Numerose fonti storiche contemporanee riportano l'uso simile dell'oro alimentare nelle principali corti europee: ad esempio, sulla tavola della regina Elisabetta I, arance, melograni, datteri, fichi e acini d'uva venivano presentati e serviti ricoperti da una magnifica polvere d'oro.

Nel 1500 a Padova se ne faceva un uso così elevato che il Consiglio cittadino fu costretto ad imporre dei limiti nell’impiego alimentare.

Nel corso dei secoli, molti hanno creduto che l'oro possedesse proprietà curative. I nativi americani, ad esempio, credevano che il suo consumo conferisse loro il potere soprannaturale di far levitare i corpi.

Nel XVI secolo in Europa, divenne comune mangiare dopo i pasti un confetto ricoperto di foglia d'oro, considerato un rimedio affidabile contro varie malattie cardiache. Sempre nello stesso periodo, a Milano, gli speziali iniziarono a rivestire i medicinali con foglia d'oro per mascherarne il sapore. Questa pratica diede origine all'espressione colloquiale "indorare la pillola".

Dopo il XVII secolo si trovano poche testimonianze dell’uso alimentare dell’oro. La sua notorietà si eclissò insieme a quello delle grandi corti, fino a sparire quasi del tutto dalla tradizione culinaria.

L’oro in cucina torna in voga negli anni '80 e '90 del ‘900 con il celebre risotto oro e zafferano di Gualtiero Marchesi, nato intorno al 1981, che è stato oggetto di numerose reinterpretazioni.
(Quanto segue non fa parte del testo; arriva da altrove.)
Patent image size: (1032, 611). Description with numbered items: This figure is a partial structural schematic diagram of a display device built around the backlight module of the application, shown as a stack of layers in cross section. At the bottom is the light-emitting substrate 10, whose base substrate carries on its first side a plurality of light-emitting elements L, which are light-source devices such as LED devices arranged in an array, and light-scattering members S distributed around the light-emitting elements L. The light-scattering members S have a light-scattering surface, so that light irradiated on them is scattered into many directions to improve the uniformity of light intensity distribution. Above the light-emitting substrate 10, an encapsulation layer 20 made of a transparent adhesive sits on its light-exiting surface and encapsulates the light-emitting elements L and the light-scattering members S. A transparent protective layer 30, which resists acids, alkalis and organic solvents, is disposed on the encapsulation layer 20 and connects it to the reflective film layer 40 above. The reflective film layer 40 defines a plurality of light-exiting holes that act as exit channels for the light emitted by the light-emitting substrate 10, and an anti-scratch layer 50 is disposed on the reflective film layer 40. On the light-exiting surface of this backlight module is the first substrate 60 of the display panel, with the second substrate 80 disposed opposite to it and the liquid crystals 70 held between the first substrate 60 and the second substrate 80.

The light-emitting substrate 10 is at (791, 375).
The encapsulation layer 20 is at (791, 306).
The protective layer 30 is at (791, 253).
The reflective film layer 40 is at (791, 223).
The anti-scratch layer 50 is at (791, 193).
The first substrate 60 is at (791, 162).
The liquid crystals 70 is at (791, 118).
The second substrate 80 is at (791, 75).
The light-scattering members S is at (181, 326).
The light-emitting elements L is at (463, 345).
Oggigiorno sono numerosi gli chef, pasticceri e persino alcuni pizzaioli a riscoprire questo prezioso ingrediente e lo stanno reintegrando nelle loro creazioni culinarie.

Ciò che giunge sui piatti è un oro che è stato lavorato secondo le normative legali per renderlo commestibile. Questo oro destinato all'uso alimentare viene ottenuto lavorando lingotti in spessori estremamente sottili, quasi impercettibili, che richiedono un'attenta manipolazione da parte di chi lo utilizza (molti chef non a caso lo maneggiano unicamente con pinzette per evitare di danneggiarlo).

I riferimenti culinari all'oro sono diffusi non solo in cucina, ma anche nel mondo della mixology e dei liquori.

Nel panorama culinario, l'oro è quel preciso ingrediente che aggiunge un tocco di eleganza e raffinatezza ai piatti. Questo è infatti insapore: la principale funzione dell’oro in cucina è puramente estetica.

La seconda funzione è essenzialmente qualitativa, poiché aggiungere un ingrediente prezioso come l’oro, aumenta l’importanza del piatto servito. Così facendo, un semplice alimento viene convertito in oggetto di lusso, in quanto estremamente scenico.

Come riportato sopra, i tagli più comuni sono : foglie, polvere, fiocchi e briciole.  L’oro in foglie risulta particolarmente adatto per la decorazione di torte di pietanze dalla superficie regolare; la polvere è indicata per dare luce a cioccolate e flute di champagne; le briciole sono perfette per dare il giusto brillio alle pietanze, mentre i fiocchi di oro sono una prova di maestria nella decorazione di piatti importanti e di pasticceria mono-porzione.

Nonostante la sua popolarità in certi ambienti gastronomici, l'uso dell'oro in cucina è anche oggetto di controversia e dibattito. Alcuni critici sostengono che l'uso eccessivo di oro nei piatti sia eccessivamente ostentato e poco sostenibile dal punto di vista ambientale. Inoltre, il costo elevato dell'oro può rendere questi piatti inaccessibili per la maggior parte dei consumatori.

 

 

Ciononostante non si può negare il fascino che l'oro continua ad avere in ambito gastronomico a livello mondiale.

Tuttavia, risulta importante bilanciare il desiderio di lusso e raffinatezza con la consapevolezza della sostenibilità e dell'accessibilità. Mentre l'uso moderato di oro può aggiungere un tocco di magia e glamour ai piatti, è essenziale considerare anche le implicazioni culturali, sociali ed economiche di questa pratica.

Come ultima cosa si può affermare che l'arte culinaria è un'espressione di creatività e passione, quindi, qualsiasi sia il destino dell’impiego dell’oro in cucina, si sa che questo rimarrà una scelta individuale capace di riflettere il gusto e lo stile di ogni chef nel mondo.